Bahwa pada hari Jumat tanggal 31 Oktober 2025 sekitar pukul 14.00 wib  saksi korban MUHAMMAD ALIEF ERLANGGA  dihububungi melalui handphone saksi  FITRAH TITAH KUSUMA bahwa terdakwa SATRIO IQBAL NUR ALIM AIS MUHAMAD IQBAL Bin MUHAMMAD pergi dari rumahnya dengan membawa 1 (satu) unit sepeda motor merk Yamaha Mio warna merah marun Tahun 2009 Nomor Polisi B-6123-VAE milik saksi korban MUHAMMAD ALIEF ERLANGGA mendapatkan informasi tersebut saksi korban MUHAMMAD ALIEF ERLANGGA mencoba untuk menghubungi  terdakwa melalui nomor telephon milik nya tersebut dan menanyakan terkait keberadaan sepeda motor miliknya tersebut, dan ketika itu terdakwa SATRIO IQBAL NUR ALIM AIS MUHAMAD IQBAL Bin MUHAMMAD membalas dengan mengatakan tunggu saja dirumah nanti sepeda motor dianterin, tetapi terdakwa  SATRIO IQBAL NUR ALIM AIS MUHAMAD IQBAL Bin MUHAMMAD  tidak datang akhirnya korban mencoba menghubungi kembali namun terdakwa SATRIO IQBAL NUR ALIM AIS MUHAMAD IQBAL Bin MUHAMMAD tidak merespon, hingga pada hari Minggu tanggal 11 Januari 2026 sekira pukul 18.30 wib, saksi korban  berhasil menemukan keberadaan terdakwa SATRIO IQBAL NUR ALIM AIS MUHAMAD IQBAL Bin MUHAMMAD yang  bekerja disebuah bengkel yang berlokasi di Jl.

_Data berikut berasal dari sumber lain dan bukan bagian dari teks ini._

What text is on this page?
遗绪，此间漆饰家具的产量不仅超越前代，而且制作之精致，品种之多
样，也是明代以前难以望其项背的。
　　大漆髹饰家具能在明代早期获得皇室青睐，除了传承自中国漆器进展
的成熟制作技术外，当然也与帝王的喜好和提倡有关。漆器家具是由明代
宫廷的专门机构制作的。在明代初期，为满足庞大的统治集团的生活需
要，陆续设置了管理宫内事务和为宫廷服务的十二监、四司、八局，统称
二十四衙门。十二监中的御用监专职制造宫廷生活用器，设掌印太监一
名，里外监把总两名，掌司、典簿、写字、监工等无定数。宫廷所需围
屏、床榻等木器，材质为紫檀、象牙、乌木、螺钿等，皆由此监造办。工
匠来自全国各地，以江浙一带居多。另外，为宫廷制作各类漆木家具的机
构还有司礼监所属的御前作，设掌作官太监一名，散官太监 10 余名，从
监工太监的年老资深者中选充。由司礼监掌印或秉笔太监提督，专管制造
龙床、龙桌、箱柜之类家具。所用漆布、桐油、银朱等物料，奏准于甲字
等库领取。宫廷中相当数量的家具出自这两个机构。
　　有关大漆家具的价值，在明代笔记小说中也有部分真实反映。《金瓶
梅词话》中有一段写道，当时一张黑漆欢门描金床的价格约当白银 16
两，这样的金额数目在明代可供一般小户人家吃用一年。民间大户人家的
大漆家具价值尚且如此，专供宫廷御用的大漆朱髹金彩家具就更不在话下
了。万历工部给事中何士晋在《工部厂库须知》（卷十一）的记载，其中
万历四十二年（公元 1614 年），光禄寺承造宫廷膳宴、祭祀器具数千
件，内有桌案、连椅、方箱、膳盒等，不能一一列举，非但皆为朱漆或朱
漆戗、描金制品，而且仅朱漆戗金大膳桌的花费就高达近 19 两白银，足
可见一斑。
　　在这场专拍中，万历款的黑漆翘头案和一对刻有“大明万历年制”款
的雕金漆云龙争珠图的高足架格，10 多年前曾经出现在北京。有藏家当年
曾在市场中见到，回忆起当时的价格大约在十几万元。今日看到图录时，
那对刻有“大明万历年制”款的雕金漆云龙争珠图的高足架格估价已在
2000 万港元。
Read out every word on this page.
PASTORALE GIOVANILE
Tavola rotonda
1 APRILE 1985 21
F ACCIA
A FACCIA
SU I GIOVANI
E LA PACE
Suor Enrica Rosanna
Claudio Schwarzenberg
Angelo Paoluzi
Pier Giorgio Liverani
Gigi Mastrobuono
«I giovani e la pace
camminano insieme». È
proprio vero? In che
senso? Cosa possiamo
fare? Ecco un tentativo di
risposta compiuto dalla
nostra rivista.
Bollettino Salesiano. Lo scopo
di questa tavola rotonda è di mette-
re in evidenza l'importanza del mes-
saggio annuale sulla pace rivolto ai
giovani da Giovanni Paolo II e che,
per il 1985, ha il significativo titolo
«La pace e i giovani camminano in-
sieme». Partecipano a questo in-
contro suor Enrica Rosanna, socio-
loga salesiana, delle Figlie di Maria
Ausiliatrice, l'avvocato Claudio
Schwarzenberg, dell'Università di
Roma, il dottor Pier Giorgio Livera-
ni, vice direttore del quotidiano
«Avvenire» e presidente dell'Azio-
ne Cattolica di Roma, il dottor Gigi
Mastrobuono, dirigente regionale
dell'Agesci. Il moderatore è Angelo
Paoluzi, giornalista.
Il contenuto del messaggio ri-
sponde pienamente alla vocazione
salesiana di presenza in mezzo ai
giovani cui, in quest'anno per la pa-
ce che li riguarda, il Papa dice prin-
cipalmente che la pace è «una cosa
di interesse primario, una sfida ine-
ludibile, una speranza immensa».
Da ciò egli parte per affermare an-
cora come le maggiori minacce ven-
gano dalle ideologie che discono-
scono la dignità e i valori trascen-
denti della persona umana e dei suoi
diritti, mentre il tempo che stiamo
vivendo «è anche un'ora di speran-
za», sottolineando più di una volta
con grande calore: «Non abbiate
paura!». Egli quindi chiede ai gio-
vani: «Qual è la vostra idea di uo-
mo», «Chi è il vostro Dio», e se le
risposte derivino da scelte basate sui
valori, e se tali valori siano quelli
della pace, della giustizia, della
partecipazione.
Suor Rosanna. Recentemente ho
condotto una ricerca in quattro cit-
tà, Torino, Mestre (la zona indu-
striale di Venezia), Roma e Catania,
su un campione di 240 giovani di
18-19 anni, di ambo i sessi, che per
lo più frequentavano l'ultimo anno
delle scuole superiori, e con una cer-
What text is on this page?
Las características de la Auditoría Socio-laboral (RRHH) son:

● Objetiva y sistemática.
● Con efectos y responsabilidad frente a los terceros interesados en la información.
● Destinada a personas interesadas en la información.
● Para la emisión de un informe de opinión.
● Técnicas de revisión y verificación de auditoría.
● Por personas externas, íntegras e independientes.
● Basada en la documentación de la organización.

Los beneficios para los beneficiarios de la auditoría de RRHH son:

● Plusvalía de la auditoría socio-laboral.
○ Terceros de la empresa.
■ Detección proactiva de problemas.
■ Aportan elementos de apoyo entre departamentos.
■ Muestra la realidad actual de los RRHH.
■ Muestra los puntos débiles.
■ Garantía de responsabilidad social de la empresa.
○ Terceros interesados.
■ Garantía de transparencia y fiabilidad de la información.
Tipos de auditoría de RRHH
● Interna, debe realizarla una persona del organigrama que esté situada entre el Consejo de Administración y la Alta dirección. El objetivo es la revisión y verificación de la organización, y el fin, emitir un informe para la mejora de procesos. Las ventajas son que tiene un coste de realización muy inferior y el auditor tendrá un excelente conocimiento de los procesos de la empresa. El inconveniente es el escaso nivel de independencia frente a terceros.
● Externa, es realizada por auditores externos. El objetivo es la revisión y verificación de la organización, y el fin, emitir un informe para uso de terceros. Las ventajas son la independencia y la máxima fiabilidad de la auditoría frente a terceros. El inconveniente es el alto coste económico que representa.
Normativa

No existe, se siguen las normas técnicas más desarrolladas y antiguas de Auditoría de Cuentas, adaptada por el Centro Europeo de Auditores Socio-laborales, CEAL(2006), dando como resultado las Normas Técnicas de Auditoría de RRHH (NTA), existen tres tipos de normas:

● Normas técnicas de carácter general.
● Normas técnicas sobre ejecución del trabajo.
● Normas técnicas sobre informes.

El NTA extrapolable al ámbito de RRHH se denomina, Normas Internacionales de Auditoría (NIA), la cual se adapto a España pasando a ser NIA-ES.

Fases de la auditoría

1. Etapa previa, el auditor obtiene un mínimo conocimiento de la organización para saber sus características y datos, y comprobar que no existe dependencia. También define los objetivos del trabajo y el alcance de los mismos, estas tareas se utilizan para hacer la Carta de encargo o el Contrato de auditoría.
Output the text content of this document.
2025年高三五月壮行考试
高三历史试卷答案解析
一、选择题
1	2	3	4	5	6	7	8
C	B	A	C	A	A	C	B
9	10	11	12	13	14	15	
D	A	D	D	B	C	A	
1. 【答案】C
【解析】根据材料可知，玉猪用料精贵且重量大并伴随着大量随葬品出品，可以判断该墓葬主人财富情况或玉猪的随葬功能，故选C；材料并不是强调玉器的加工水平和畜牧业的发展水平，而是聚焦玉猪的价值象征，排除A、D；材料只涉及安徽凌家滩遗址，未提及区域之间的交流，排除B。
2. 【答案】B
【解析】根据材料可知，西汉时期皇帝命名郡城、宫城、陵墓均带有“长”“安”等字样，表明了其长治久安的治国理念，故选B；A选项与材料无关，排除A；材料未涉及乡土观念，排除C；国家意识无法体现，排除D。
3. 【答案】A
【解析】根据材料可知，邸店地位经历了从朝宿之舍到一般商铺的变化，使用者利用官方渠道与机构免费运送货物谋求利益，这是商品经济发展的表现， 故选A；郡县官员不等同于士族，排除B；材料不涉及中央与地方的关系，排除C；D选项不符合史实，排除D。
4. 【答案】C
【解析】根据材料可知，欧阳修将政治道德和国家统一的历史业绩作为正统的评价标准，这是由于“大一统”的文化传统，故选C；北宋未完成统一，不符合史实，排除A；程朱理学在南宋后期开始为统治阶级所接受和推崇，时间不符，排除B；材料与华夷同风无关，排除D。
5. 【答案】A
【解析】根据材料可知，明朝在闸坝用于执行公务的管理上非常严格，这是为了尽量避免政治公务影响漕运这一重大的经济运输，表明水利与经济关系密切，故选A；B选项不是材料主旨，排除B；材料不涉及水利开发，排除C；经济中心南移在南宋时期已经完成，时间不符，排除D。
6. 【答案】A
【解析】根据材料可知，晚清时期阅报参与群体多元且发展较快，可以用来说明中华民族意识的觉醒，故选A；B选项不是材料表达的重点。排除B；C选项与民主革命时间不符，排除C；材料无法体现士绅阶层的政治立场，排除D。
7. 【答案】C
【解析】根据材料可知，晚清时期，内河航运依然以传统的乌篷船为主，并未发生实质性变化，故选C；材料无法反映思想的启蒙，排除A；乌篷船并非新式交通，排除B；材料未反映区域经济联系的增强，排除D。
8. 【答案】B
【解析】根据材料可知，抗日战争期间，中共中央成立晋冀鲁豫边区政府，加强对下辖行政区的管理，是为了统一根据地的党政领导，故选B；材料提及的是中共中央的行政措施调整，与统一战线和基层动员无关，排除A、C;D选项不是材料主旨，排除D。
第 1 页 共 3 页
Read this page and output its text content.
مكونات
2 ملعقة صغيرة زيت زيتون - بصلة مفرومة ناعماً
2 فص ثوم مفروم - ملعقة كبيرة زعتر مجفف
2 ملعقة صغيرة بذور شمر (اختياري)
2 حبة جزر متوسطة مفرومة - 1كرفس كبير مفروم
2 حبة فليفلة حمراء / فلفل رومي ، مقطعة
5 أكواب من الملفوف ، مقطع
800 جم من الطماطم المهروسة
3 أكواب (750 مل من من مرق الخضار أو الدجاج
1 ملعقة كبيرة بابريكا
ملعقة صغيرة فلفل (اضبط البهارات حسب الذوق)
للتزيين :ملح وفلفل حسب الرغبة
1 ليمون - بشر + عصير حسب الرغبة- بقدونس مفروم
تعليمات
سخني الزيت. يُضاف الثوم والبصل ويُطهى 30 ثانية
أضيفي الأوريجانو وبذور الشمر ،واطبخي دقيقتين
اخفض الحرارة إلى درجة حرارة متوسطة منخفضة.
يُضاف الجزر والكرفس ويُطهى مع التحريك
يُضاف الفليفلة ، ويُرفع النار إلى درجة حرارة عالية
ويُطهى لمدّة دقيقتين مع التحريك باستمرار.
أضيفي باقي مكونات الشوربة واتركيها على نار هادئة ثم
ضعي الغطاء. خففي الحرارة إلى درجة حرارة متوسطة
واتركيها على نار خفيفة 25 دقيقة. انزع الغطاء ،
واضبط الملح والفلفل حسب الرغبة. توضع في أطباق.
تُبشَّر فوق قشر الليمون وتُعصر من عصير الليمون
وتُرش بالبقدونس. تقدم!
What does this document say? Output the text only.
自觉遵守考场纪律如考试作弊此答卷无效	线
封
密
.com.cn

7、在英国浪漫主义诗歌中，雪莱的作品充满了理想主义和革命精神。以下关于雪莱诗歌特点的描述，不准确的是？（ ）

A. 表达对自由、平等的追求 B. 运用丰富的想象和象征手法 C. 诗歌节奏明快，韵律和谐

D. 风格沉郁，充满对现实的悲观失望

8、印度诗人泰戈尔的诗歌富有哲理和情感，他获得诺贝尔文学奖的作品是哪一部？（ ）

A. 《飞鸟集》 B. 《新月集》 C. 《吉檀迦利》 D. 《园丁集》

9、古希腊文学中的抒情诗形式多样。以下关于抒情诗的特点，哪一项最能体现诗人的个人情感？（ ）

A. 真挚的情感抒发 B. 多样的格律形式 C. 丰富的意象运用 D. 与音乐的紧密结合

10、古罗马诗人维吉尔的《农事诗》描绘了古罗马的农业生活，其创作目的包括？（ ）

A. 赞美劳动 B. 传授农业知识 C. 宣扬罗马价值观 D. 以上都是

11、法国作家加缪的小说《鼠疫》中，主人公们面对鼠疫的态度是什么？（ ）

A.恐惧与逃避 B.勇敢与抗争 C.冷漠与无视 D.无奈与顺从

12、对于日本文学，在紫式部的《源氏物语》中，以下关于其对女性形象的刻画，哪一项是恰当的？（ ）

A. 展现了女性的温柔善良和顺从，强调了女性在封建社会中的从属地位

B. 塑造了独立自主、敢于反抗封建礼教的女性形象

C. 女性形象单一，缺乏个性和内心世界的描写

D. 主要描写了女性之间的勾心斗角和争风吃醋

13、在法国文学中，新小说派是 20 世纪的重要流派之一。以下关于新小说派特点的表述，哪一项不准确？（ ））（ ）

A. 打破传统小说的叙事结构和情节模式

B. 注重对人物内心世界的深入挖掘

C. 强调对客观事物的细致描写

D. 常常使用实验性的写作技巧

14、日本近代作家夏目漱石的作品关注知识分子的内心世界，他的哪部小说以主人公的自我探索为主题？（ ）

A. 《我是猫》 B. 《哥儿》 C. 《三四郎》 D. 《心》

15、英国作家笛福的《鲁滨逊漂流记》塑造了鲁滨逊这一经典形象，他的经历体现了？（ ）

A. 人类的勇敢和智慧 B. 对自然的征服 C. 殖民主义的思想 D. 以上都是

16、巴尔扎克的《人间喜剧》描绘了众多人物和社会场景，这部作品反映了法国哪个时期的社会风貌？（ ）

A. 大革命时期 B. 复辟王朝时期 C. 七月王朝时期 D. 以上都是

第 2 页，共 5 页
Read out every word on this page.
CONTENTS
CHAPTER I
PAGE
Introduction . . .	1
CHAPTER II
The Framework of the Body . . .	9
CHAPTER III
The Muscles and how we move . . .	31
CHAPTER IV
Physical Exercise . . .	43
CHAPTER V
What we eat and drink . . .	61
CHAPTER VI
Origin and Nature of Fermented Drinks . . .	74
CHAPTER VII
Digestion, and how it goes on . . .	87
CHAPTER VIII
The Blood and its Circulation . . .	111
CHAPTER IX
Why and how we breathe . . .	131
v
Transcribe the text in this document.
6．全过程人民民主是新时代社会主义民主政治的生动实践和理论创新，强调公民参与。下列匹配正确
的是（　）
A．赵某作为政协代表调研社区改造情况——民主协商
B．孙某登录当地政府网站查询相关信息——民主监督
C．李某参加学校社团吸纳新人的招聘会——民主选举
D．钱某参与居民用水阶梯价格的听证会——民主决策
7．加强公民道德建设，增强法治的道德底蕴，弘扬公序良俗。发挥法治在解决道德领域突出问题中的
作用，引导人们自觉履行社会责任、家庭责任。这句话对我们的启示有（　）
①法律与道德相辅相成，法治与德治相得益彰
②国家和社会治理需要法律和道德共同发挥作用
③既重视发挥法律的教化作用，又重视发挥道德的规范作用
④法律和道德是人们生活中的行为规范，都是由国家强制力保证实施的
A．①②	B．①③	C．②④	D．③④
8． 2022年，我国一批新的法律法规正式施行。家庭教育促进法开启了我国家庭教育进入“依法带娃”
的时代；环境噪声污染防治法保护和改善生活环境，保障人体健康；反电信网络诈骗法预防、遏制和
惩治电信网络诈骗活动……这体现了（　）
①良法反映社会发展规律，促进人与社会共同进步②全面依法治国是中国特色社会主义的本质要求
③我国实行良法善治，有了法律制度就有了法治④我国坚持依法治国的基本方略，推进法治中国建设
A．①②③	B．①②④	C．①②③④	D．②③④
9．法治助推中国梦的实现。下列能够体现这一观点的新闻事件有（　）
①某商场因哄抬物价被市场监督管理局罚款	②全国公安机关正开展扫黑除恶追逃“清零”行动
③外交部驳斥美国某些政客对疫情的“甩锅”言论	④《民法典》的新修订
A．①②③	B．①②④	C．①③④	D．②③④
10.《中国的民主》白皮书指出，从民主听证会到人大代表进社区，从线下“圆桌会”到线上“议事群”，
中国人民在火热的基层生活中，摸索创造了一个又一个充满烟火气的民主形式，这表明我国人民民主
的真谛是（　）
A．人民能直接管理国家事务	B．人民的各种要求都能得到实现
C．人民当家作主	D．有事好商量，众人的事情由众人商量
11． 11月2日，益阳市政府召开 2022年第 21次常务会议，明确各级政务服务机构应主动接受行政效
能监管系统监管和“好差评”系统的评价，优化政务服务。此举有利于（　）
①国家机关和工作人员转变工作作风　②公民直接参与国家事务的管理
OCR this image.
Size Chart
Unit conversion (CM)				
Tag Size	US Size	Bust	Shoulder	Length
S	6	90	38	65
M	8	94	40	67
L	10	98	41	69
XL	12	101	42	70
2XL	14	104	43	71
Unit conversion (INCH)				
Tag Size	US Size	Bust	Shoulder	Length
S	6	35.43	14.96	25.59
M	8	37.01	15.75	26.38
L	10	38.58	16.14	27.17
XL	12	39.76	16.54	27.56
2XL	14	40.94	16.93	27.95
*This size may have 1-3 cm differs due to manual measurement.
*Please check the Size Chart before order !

Kallmalang Duren sawit Jakarta Timur, dan ketika ditanyakan oleh saksi terkait keberadaan sepeda motor milik saksi terdakwa SATRIO IQBAL NUR ALIM AIS MUHAMAD IQBAL Bin MUHAMMAD mengatakan jika sepeda motor milik saksi tersebut berada dirumah paman nya yang berlokasi Di Cilodong Depok, saksi terus mendesak terdakwa SATRIO IQBAL NUR ALIM AIS MUHAMAD IQBAL Bin MUHAMMAD  hingga akhirnya  mengakui bahwa terdakwa SATRIO IQBAL NUR ALIM AIS MUHAMAD IQBAL Bin MUHAMMAD telah menjual sepeda motor tersebut akhirnya saksipun melaporkan kejadian tersebut kepada pihak Kepolisian sektor Jonggol untuk dilakukan pengusutan lebih lanjut ,  hingga akhirnya pada tanggal 11 Januari 2026 sekira pukul 18.30 wib terdakwa SATRIO IQBAL NUR ALIM AIS MUHAMAD IQBAL Bin MUHAMMAD diamankan oleh  saki korban MUHAMMAD ALIEF ERLANGGA bersama rekan-rekan nya di bengkel di wilayah Pangkalan Jati Jakarta Timur dan selanjutnya  di serahkan kepada pihak berwajib untuk mempertanggungjawabkan perbuatannya

Bahwa akibat tindak pidana tersebutSaksi PelaporMUHAMAD ALIEF ERLANGGAmengalami kerugian kurang lebih sebesar Rp 6.000.000 (enam juta rupiah).

 

   Perbuatan terdakwa diatur dan diancam pidana sebagaimana diatur dalam Pasal  492 KUHP.